At 7:53 a.m. the dive bombers hit the south of Ford Island, which Battleship Row was moored alongside, the explosions signaling a peace which had just ended.

Torpedo planes from the carrier Soryu struck at ships on the opposite side of the island from Battleship Row and the Oklahoma. They struck several torpedo hits against the ships there, the ship Utah, capsized.

At 7:57 a.m., 24 torpedo bombers swept down on Battleship Row. Due to the geography of Pearl Harbor near the battleships, the planes only had one good angle of attack, an approach down the southeast lock.

USS Oklahoma lay directly at the end of the lock, along with USS West Virginia, a disproportionate amount of attacks would be targeted at these two ships, Oklahoma in particular.

Flying single file, 12 planes from the Akagi launched their torpedoes against Oklahoma, West Virginia and one against the battleship California, moored farther to the south. This was followed by four planes from the Hiryu, which had aborted earlier attacks in search of more lucrative targets.

The Americans had not been idle during the attacks, the bomb blasts on Ford Island gave many time to get to their stations on deck and man the anti-aircraft guns.

The next wave was three miles behind the first, made up of 12 torpedo planes from the Kaga. The majority made their runs against Oklahoma and West Virginia. The Americans would not let the strikes go unanswered; five of the last seven planes were shot down by fire from the ships and shore.

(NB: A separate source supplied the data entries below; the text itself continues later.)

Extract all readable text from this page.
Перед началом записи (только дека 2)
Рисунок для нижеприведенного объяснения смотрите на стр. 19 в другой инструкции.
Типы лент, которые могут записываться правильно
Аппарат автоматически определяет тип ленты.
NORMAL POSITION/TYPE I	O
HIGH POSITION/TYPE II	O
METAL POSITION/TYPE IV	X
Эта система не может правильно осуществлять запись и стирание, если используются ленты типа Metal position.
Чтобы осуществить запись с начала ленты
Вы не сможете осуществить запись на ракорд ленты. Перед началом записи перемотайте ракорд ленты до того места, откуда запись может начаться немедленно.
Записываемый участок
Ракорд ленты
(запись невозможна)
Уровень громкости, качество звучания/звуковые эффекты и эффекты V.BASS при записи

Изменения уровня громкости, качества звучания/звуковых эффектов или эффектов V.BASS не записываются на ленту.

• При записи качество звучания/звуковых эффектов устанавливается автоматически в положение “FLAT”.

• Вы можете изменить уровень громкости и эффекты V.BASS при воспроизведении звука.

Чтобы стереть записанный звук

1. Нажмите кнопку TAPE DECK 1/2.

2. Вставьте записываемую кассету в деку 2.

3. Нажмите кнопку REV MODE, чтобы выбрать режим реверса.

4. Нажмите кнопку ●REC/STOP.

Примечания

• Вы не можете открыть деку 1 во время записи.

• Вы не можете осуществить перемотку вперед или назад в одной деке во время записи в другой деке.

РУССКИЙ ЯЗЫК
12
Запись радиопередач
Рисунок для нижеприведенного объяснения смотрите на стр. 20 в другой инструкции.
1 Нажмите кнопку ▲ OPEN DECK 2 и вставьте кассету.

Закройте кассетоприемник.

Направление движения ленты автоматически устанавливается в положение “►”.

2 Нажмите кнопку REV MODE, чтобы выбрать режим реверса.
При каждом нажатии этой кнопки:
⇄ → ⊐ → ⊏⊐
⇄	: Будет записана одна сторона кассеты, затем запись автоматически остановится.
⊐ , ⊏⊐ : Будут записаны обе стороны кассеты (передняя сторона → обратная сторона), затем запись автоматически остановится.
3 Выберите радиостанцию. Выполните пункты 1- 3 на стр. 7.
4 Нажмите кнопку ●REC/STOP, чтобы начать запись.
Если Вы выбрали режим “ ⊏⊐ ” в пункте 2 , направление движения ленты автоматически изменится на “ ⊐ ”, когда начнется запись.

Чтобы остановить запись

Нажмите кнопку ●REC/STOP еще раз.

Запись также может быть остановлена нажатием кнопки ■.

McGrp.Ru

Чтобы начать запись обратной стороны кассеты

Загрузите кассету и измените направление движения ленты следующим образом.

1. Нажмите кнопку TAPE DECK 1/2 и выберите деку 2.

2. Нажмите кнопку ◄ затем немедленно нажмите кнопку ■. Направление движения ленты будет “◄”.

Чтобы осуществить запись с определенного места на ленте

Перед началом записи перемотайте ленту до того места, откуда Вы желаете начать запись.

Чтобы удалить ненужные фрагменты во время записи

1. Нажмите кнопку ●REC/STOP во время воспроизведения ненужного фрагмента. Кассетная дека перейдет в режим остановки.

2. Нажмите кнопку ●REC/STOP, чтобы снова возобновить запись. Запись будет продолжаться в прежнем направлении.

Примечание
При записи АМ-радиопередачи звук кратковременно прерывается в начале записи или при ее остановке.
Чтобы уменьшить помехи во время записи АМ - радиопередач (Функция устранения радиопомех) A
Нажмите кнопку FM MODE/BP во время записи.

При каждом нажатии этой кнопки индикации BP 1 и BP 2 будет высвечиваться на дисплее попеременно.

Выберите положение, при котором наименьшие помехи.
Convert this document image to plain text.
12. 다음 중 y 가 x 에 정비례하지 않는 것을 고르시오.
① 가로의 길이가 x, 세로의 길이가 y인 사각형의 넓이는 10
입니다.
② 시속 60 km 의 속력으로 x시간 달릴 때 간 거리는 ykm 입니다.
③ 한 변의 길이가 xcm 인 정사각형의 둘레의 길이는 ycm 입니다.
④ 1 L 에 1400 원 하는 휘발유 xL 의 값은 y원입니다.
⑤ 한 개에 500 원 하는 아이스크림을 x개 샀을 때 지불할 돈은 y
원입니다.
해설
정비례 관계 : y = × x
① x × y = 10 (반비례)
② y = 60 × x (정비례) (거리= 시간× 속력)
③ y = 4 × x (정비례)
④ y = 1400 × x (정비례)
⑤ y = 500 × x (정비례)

In total, the torpedo attacks took 11 minutes, the Oklahoma had 12 torpedoes launched against her, five struck home, and causing massive explosions below deck.

It is not known when Grant was killed during the attack. Being below decks, he was closer to the explosions than many of his shipmates. The third torpedo strike hit near the forward boiler rooms.

Grant Cook, Jr. was dead at 20 years old.

The Oklahoma began to list and capsized within 15 minutes. At 8:10 a.m. she was still upright when two bombs penetrated the USS Arizona and turned the ship into a fireball taking the lives of over a thousand American sailors.

After this strike Oklahoma rolled upside down.

Men attempted to get away from the ship as it rolled, fearing they would be sucked under with the ship. The bottom of the ship was exposed to the sky, looking like a grotesque turtle.

Grant Cook was among the 429 men who were killed on the Oklahoma. His body would remain unidentified for seven decades. He was laid to rest with his fellow sailors in a communal grave in Hawaii who had also been unidentified.

In 2015 the decision was made to disinter the remains of the sailors of the Oklahoma to make another attempt to identify them with modern DNA technology. Grant’s sister, Jean, now in her 90s, had given a DNA sample years earlier, according to the World Herald article.

Four years into the process, in 2018, Grant was identified and he found his final resting place in the National Memorial Cemetery of the Pacific in Hawaii.

Cozad did not forget its native son who perished so young before he even knew he was at war. VFW Post 890 in the community bears his name.

A poster widely circulated during the war read, “We here highly resolve these dead shall not have died in vain, remember Dec. 7!”